Extrait : Une chasse avec Viardot

 

L’élan est comme on le sait le cerf du Nord… Il est moins élégant de forme et d’allure, mais beaucoup plus grand, plus gros, plus fort. Ses bois sont aussi moins hauts et moins droits, mais s’étendent en plus larges rameaux autour de sa tête et de son énorme cou, sous lequel pend, comme la clochette des vaches, une assez longue glande velue. Sa chair est fort bonne à manger, sans avoir la friande délicatesse de celle du chevreuil.
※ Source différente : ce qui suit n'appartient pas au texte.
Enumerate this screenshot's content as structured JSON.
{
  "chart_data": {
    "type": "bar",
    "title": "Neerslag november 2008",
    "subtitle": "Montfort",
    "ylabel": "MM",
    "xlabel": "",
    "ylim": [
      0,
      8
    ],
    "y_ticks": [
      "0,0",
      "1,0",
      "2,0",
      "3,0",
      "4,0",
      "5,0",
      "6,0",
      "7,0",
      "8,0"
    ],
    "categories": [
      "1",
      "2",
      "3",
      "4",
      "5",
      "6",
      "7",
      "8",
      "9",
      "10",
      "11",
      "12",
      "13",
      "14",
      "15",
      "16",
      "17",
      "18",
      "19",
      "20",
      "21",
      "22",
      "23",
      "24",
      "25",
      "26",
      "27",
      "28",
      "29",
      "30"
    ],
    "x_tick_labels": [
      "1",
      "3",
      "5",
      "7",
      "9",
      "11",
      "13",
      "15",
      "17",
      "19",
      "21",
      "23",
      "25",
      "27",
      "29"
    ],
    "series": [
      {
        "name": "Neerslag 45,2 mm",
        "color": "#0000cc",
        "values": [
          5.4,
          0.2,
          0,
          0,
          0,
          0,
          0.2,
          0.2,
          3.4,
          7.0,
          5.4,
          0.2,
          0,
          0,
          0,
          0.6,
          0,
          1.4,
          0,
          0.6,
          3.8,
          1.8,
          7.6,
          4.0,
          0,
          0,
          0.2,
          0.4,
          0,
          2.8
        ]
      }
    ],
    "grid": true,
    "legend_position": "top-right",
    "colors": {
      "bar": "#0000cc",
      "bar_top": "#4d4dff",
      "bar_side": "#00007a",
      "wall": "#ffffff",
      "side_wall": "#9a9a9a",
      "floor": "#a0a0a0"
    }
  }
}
Elle est fort tendre et plus fine que celle du cerf… Mais la chasse de l’élan ne se fait pas en toute saison… On attend, pour les attaquer avec des chances de succès, que l’hiver soit bien établi et que la neige couvre la terre afin que l’on puisse, en suivant leurs traces larges et profondes comme celles que laisserait un troupeau de bœufs, les parquer dans des enceintes… Dans la première semaine de décembre, un habitant de Lipowki, nommé Dimitri, vint annoncer deux troupes d’élans à M.R.T., mon habituel compagnon de chasse… Il se hâta donc d’avertir ses amis, et nous fûmes bientôt prêts à partir…

 

Huit chasseurs dans quatre traîneaux…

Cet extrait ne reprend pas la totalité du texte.